The Last Witch Hunter
|Budget: $80 million (estimated)||Financed by: Lionsgate|
|Domestic Gross: $27,367,660||Domestic Distributor: Lionsgate|
|Overseas Gross: $119,569,250||
Directed by: Breck Eisner
Produced by: Mark Canton
The Last Witch Hunter is another failed attempt by Lionsgate to spawn a series after Mortdecai, American Ultra and Child 44 were all groomed by Lionsgate to be their next big franchise in 2015. Lionsgate wisely mitigates their risk on expensive projects by pre-selling the film to overseas distributors and their financial model usually leaves them on the line for around $13 million of the production costs — plus the ever growing expense of domestic marketing, which usually runs north of $30 million. Back in March 2014, Lakeshore Entertainment boarded the film as co-financier with Lionsgate, but Lakeshore quietly left the project, so it is unknown if Lionsgate is shouldering more of the budget than they usually do on big budget fare. The Last Witch Hunter cost an estimated $80 million and Lionsgate dated the pic for October 23, against a glut of wide openers — Paranormal Activity: The Ghost Dimension, Rock The Kasbah, Jem and The Holograms and the wide expansion of Steve Jobs.

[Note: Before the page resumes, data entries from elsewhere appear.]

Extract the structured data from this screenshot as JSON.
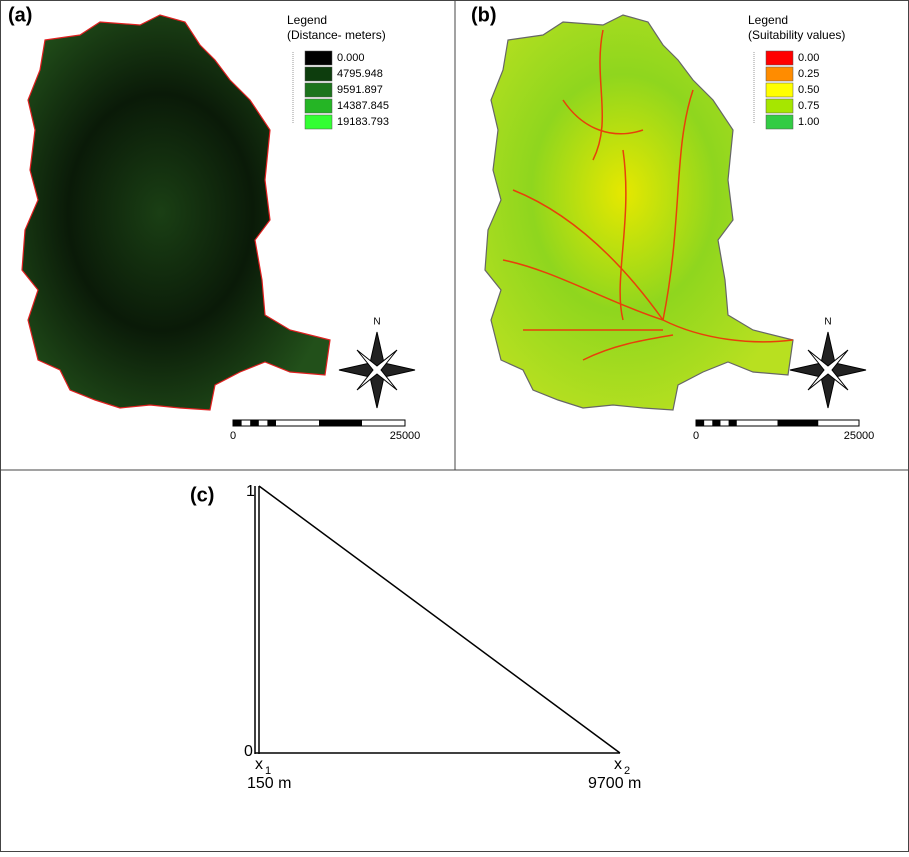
{
  "panel_a": {
    "label": "(a)",
    "legend_title": [
      "Legend",
      "(Distance- meters)"
    ],
    "legend_items": [
      "0.000",
      "4795.948",
      "9591.897",
      "14387.845",
      "19183.793"
    ],
    "legend_colors": [
      "#000000",
      "#0d3d0d",
      "#1c741c",
      "#25b525",
      "#33ff33"
    ],
    "north": "N",
    "scale_labels": [
      "0",
      "25000"
    ]
  },
  "panel_b": {
    "label": "(b)",
    "legend_title": [
      "Legend",
      "(Suitability values)"
    ],
    "legend_items": [
      "0.00",
      "0.25",
      "0.50",
      "0.75",
      "1.00"
    ],
    "legend_colors": [
      "#ff0000",
      "#ff8c00",
      "#ffff00",
      "#a6e600",
      "#33cc44"
    ],
    "north": "N",
    "scale_labels": [
      "0",
      "25000"
    ]
  },
  "panel_c": {
    "label": "(c)",
    "y_labels": [
      "1",
      "0"
    ],
    "x_labels": [
      {
        "symbol": "x",
        "subscript": "1",
        "distance": "150 m"
      },
      {
        "symbol": "x",
        "subscript": "2",
        "distance": "9700 m"
      }
    ]
  }
}
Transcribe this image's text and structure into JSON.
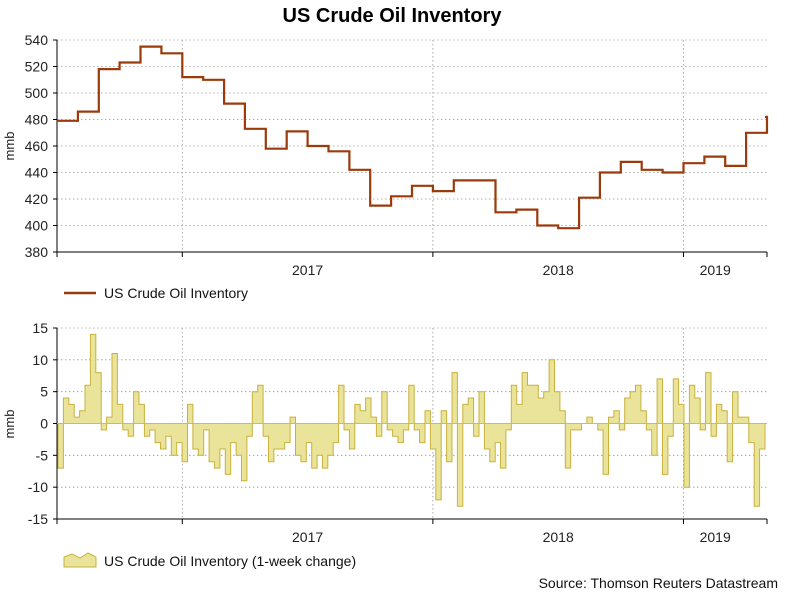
{
  "title": "US Crude Oil Inventory",
  "source": "Source: Thomson Reuters Datastream",
  "colors": {
    "level": "#9b3a0a",
    "change_fill": "#e9e49a",
    "change_line": "#c9b13c",
    "zero_line": "#c8bb6a",
    "grid": "#9a9a9a",
    "axis": "#000000"
  },
  "chart_data": [
    {
      "type": "line",
      "title": "US Crude Oil Inventory",
      "ylabel": "mmb",
      "xlabel": "",
      "ylim": [
        380,
        540
      ],
      "yticks": [
        380,
        400,
        420,
        440,
        460,
        480,
        500,
        520,
        540
      ],
      "x_ticks": [
        "2017",
        "2018",
        "2019"
      ],
      "x_range": [
        "2016-07",
        "2019-05"
      ],
      "grid": true,
      "legend": "bottom-left",
      "series": [
        {
          "name": "US Crude Oil Inventory",
          "x": [
            "2016-07",
            "2016-08",
            "2016-09",
            "2016-10",
            "2016-11",
            "2016-12",
            "2017-01",
            "2017-02",
            "2017-03",
            "2017-04",
            "2017-05",
            "2017-06",
            "2017-07",
            "2017-08",
            "2017-09",
            "2017-10",
            "2017-11",
            "2017-12",
            "2018-01",
            "2018-02",
            "2018-03",
            "2018-04",
            "2018-05",
            "2018-06",
            "2018-07",
            "2018-08",
            "2018-09",
            "2018-10",
            "2018-11",
            "2018-12",
            "2019-01",
            "2019-02",
            "2019-03",
            "2019-04",
            "2019-05"
          ],
          "values": [
            479,
            486,
            518,
            523,
            535,
            530,
            512,
            510,
            492,
            473,
            458,
            471,
            460,
            456,
            442,
            415,
            422,
            430,
            426,
            434,
            434,
            410,
            412,
            400,
            398,
            421,
            440,
            448,
            442,
            440,
            447,
            452,
            445,
            470,
            482
          ]
        }
      ]
    },
    {
      "type": "area",
      "title": "",
      "ylabel": "mmb",
      "xlabel": "",
      "ylim": [
        -15,
        15
      ],
      "yticks": [
        -15,
        -10,
        -5,
        0,
        5,
        10,
        15
      ],
      "x_ticks": [
        "2017",
        "2018",
        "2019"
      ],
      "x_range": [
        "2016-07",
        "2019-05"
      ],
      "grid": true,
      "legend": "bottom-left",
      "series": [
        {
          "name": "US Crude Oil Inventory (1-week change)",
          "values": [
            -7,
            4,
            3,
            1,
            2,
            6,
            14,
            8,
            -1,
            1,
            11,
            3,
            -1,
            -2,
            5,
            3,
            -2,
            -1,
            -3,
            -4,
            -2,
            -5,
            -3,
            -6,
            3,
            -4,
            -5,
            -1,
            -6,
            -7,
            -4,
            -8,
            -3,
            -5,
            -9,
            -2,
            5,
            6,
            -2,
            -6,
            -4,
            -4,
            -3,
            1,
            -5,
            -6,
            -3,
            -7,
            -5,
            -7,
            -5,
            -3,
            6,
            -1,
            -4,
            3,
            2,
            4,
            1,
            -2,
            5,
            -1,
            -2,
            -3,
            -1,
            6,
            -1,
            -3,
            2,
            -4,
            -12,
            2,
            -6,
            8,
            -13,
            3,
            4,
            -2,
            5,
            -4,
            -6,
            -3,
            -7,
            -1,
            6,
            3,
            8,
            6,
            6,
            4,
            5,
            10,
            5,
            2,
            -7,
            -1,
            -1,
            0,
            1,
            0,
            -1,
            -8,
            1,
            2,
            -1,
            4,
            5,
            6,
            2,
            -1,
            -5,
            7,
            -8,
            -2,
            7,
            3,
            -10,
            6,
            4,
            -1,
            8,
            -2,
            3,
            2,
            -6,
            5,
            1,
            1,
            -3,
            -13,
            -4
          ]
        }
      ]
    }
  ]
}
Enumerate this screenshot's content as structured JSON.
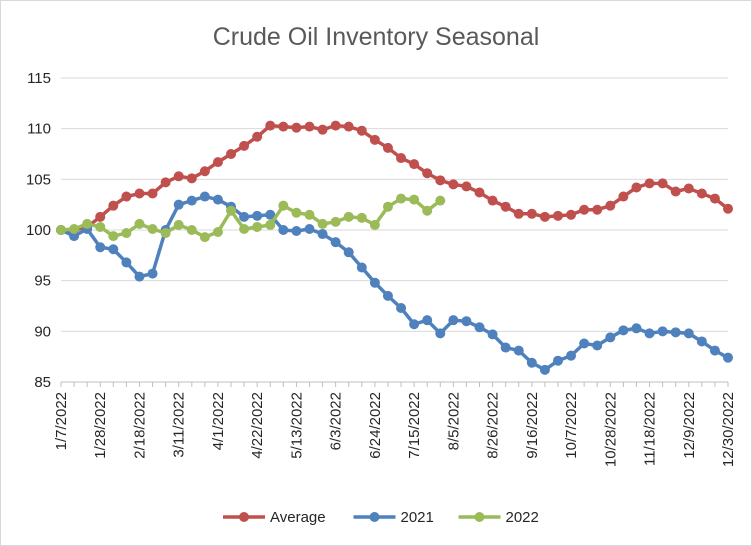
{
  "chart_data": {
    "type": "line",
    "title": "Crude Oil Inventory Seasonal",
    "xlabel": "",
    "ylabel": "",
    "ylim": [
      85,
      115
    ],
    "yticks": [
      85,
      90,
      95,
      100,
      105,
      110,
      115
    ],
    "grid": "horizontal",
    "legend_position": "bottom",
    "x": [
      "1/7/2022",
      "1/14/2022",
      "1/21/2022",
      "1/28/2022",
      "2/4/2022",
      "2/11/2022",
      "2/18/2022",
      "2/25/2022",
      "3/4/2022",
      "3/11/2022",
      "3/18/2022",
      "3/25/2022",
      "4/1/2022",
      "4/8/2022",
      "4/15/2022",
      "4/22/2022",
      "4/29/2022",
      "5/6/2022",
      "5/13/2022",
      "5/20/2022",
      "5/27/2022",
      "6/3/2022",
      "6/10/2022",
      "6/17/2022",
      "6/24/2022",
      "7/1/2022",
      "7/8/2022",
      "7/15/2022",
      "7/22/2022",
      "7/29/2022",
      "8/5/2022",
      "8/12/2022",
      "8/19/2022",
      "8/26/2022",
      "9/2/2022",
      "9/9/2022",
      "9/16/2022",
      "9/23/2022",
      "9/30/2022",
      "10/7/2022",
      "10/14/2022",
      "10/21/2022",
      "10/28/2022",
      "11/4/2022",
      "11/11/2022",
      "11/18/2022",
      "11/25/2022",
      "12/2/2022",
      "12/9/2022",
      "12/16/2022",
      "12/23/2022",
      "12/30/2022"
    ],
    "x_tick_labels": [
      "1/7/2022",
      "1/28/2022",
      "2/18/2022",
      "3/11/2022",
      "4/1/2022",
      "4/22/2022",
      "5/13/2022",
      "6/3/2022",
      "6/24/2022",
      "7/15/2022",
      "8/5/2022",
      "8/26/2022",
      "9/16/2022",
      "10/7/2022",
      "10/28/2022",
      "11/18/2022",
      "12/9/2022",
      "12/30/2022"
    ],
    "series": [
      {
        "name": "Average",
        "color": "#c0504d",
        "values": [
          100,
          100,
          100.3,
          101.3,
          102.4,
          103.3,
          103.6,
          103.6,
          104.7,
          105.3,
          105.1,
          105.8,
          106.7,
          107.5,
          108.3,
          109.2,
          110.3,
          110.2,
          110.1,
          110.2,
          109.9,
          110.3,
          110.2,
          109.8,
          108.9,
          108.1,
          107.1,
          106.5,
          105.6,
          104.9,
          104.5,
          104.3,
          103.7,
          102.9,
          102.3,
          101.6,
          101.6,
          101.3,
          101.4,
          101.5,
          102.0,
          102.0,
          102.4,
          103.3,
          104.2,
          104.6,
          104.6,
          103.8,
          104.1,
          103.6,
          103.1,
          102.1
        ]
      },
      {
        "name": "2021",
        "color": "#4f81bd",
        "values": [
          100,
          99.4,
          100.1,
          98.3,
          98.1,
          96.8,
          95.4,
          95.7,
          100.0,
          102.5,
          102.9,
          103.3,
          103.0,
          102.3,
          101.3,
          101.4,
          101.5,
          100.0,
          99.9,
          100.1,
          99.6,
          98.8,
          97.8,
          96.3,
          94.8,
          93.5,
          92.3,
          90.7,
          91.1,
          89.8,
          91.1,
          91.0,
          90.4,
          89.7,
          88.4,
          88.1,
          86.9,
          86.2,
          87.1,
          87.6,
          88.8,
          88.6,
          89.4,
          90.1,
          90.3,
          89.8,
          90.0,
          89.9,
          89.8,
          89.0,
          88.1,
          87.4
        ]
      },
      {
        "name": "2022",
        "color": "#9bbb59",
        "values": [
          100,
          100.1,
          100.6,
          100.3,
          99.4,
          99.7,
          100.6,
          100.1,
          99.7,
          100.5,
          100.0,
          99.3,
          99.8,
          101.9,
          100.1,
          100.3,
          100.5,
          102.4,
          101.7,
          101.5,
          100.6,
          100.8,
          101.3,
          101.2,
          100.5,
          102.3,
          103.1,
          103.0,
          101.9,
          102.9,
          null,
          null,
          null,
          null,
          null,
          null,
          null,
          null,
          null,
          null,
          null,
          null,
          null,
          null,
          null,
          null,
          null,
          null,
          null,
          null,
          null,
          null
        ]
      }
    ]
  }
}
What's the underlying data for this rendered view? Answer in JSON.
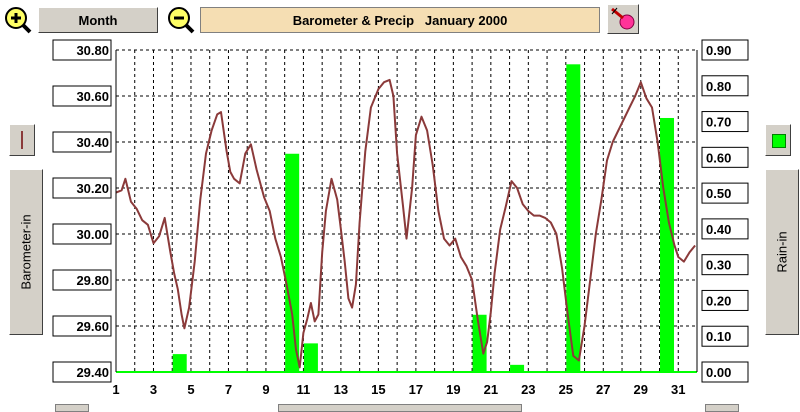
{
  "toolbar": {
    "period_label": "Month",
    "zoom_in_icon": "magnifier-plus-icon",
    "zoom_out_icon": "magnifier-minus-icon",
    "paint_icon": "paint-brush-icon"
  },
  "title": "Barometer & Precip   January 2000",
  "left_axis_label": "Barometer-in",
  "right_axis_label": "Rain-in",
  "colors": {
    "barometer_line": "#8b3a3a",
    "rain_bar": "#00ff00",
    "title_bg": "#f5deb3",
    "grid": "#000000"
  },
  "chart_data": {
    "type": "bar+line",
    "x_ticks": [
      "1",
      "3",
      "5",
      "7",
      "9",
      "11",
      "13",
      "15",
      "17",
      "19",
      "21",
      "23",
      "25",
      "27",
      "29",
      "31"
    ],
    "xlim": [
      1,
      32
    ],
    "y_left": {
      "label": "Barometer-in",
      "lim": [
        29.4,
        30.8
      ],
      "ticks": [
        "29.40",
        "29.60",
        "29.80",
        "30.00",
        "30.20",
        "30.40",
        "30.60",
        "30.80"
      ]
    },
    "y_right": {
      "label": "Rain-in",
      "lim": [
        0,
        0.9
      ],
      "ticks": [
        "0.00",
        "0.10",
        "0.20",
        "0.30",
        "0.40",
        "0.50",
        "0.60",
        "0.70",
        "0.80",
        "0.90"
      ]
    },
    "grid": true,
    "rain_bars": [
      {
        "day": 4.4,
        "value": 0.05
      },
      {
        "day": 10.4,
        "value": 0.61
      },
      {
        "day": 11.4,
        "value": 0.08
      },
      {
        "day": 20.4,
        "value": 0.16
      },
      {
        "day": 22.4,
        "value": 0.02
      },
      {
        "day": 25.4,
        "value": 0.86
      },
      {
        "day": 30.4,
        "value": 0.71
      }
    ],
    "barometer": {
      "name": "Barometer-in",
      "x": [
        1.0,
        1.3,
        1.5,
        1.8,
        2.1,
        2.4,
        2.7,
        3.0,
        3.3,
        3.6,
        3.9,
        4.1,
        4.3,
        4.5,
        4.65,
        4.9,
        5.2,
        5.5,
        5.8,
        6.1,
        6.4,
        6.6,
        6.9,
        7.1,
        7.3,
        7.6,
        7.9,
        8.2,
        8.5,
        8.9,
        9.2,
        9.5,
        9.8,
        10.1,
        10.4,
        10.6,
        10.8,
        11.0,
        11.2,
        11.4,
        11.6,
        11.8,
        12.0,
        12.2,
        12.5,
        12.8,
        13.0,
        13.2,
        13.4,
        13.6,
        13.8,
        14.0,
        14.3,
        14.6,
        15.0,
        15.3,
        15.6,
        15.8,
        16.0,
        16.3,
        16.5,
        16.8,
        17.0,
        17.3,
        17.6,
        17.9,
        18.2,
        18.5,
        18.8,
        19.1,
        19.4,
        19.7,
        20.0,
        20.3,
        20.6,
        20.8,
        21.0,
        21.2,
        21.5,
        21.8,
        22.1,
        22.4,
        22.7,
        23.0,
        23.3,
        23.6,
        23.9,
        24.2,
        24.5,
        24.8,
        25.1,
        25.4,
        25.7,
        26.0,
        26.3,
        26.6,
        26.9,
        27.2,
        27.5,
        27.8,
        28.1,
        28.4,
        28.7,
        29.0,
        29.3,
        29.6,
        29.9,
        30.2,
        30.5,
        30.8,
        31.0,
        31.3,
        31.6,
        31.9
      ],
      "y": [
        30.18,
        30.19,
        30.24,
        30.14,
        30.11,
        30.06,
        30.04,
        29.96,
        29.99,
        30.07,
        29.92,
        29.83,
        29.76,
        29.65,
        29.59,
        29.68,
        29.88,
        30.15,
        30.35,
        30.45,
        30.52,
        30.53,
        30.36,
        30.27,
        30.24,
        30.22,
        30.35,
        30.39,
        30.28,
        30.16,
        30.1,
        29.98,
        29.9,
        29.78,
        29.65,
        29.5,
        29.42,
        29.57,
        29.63,
        29.7,
        29.62,
        29.65,
        29.92,
        30.1,
        30.24,
        30.15,
        30.02,
        29.88,
        29.72,
        29.68,
        29.78,
        30.05,
        30.36,
        30.55,
        30.63,
        30.66,
        30.67,
        30.6,
        30.35,
        30.13,
        29.98,
        30.2,
        30.43,
        30.51,
        30.45,
        30.3,
        30.1,
        29.98,
        29.95,
        29.98,
        29.9,
        29.86,
        29.8,
        29.63,
        29.48,
        29.53,
        29.66,
        29.83,
        30.02,
        30.12,
        30.23,
        30.2,
        30.13,
        30.1,
        30.08,
        30.08,
        30.07,
        30.05,
        30.0,
        29.85,
        29.65,
        29.47,
        29.45,
        29.6,
        29.8,
        30.0,
        30.15,
        30.32,
        30.4,
        30.45,
        30.5,
        30.55,
        30.6,
        30.66,
        30.59,
        30.55,
        30.4,
        30.2,
        30.05,
        29.95,
        29.9,
        29.88,
        29.92,
        29.95
      ]
    }
  }
}
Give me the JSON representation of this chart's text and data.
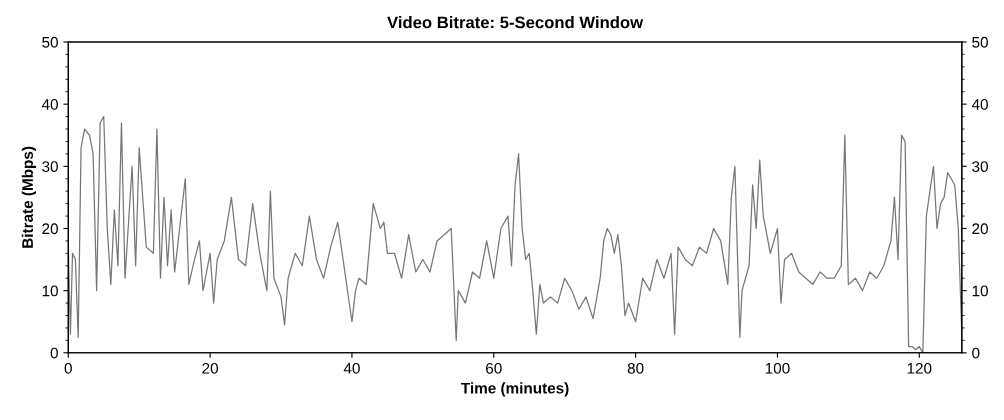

The Last Witch Hunter was tracking for an opening between $15 – $19 million, but came in below expectations with a poor $10,812,861 — placing #4 for the weekend led by The Martian in its fourth frame. It fell 52.3% to $5,162,398 in its second weekend and saw a 49.7% third frame decline to $2,598,464. The domestic run ended with $27,367,660. Lionsgate would see returned about $15 million after theaters take their percentage of the gross and took a write-down of $7.2 million on the film.
The Last Witch Hunter fared slightly better in a few overseas markets, pulling in $119.5 million across many distributors, with China posting the highest numbers at $27.4 million.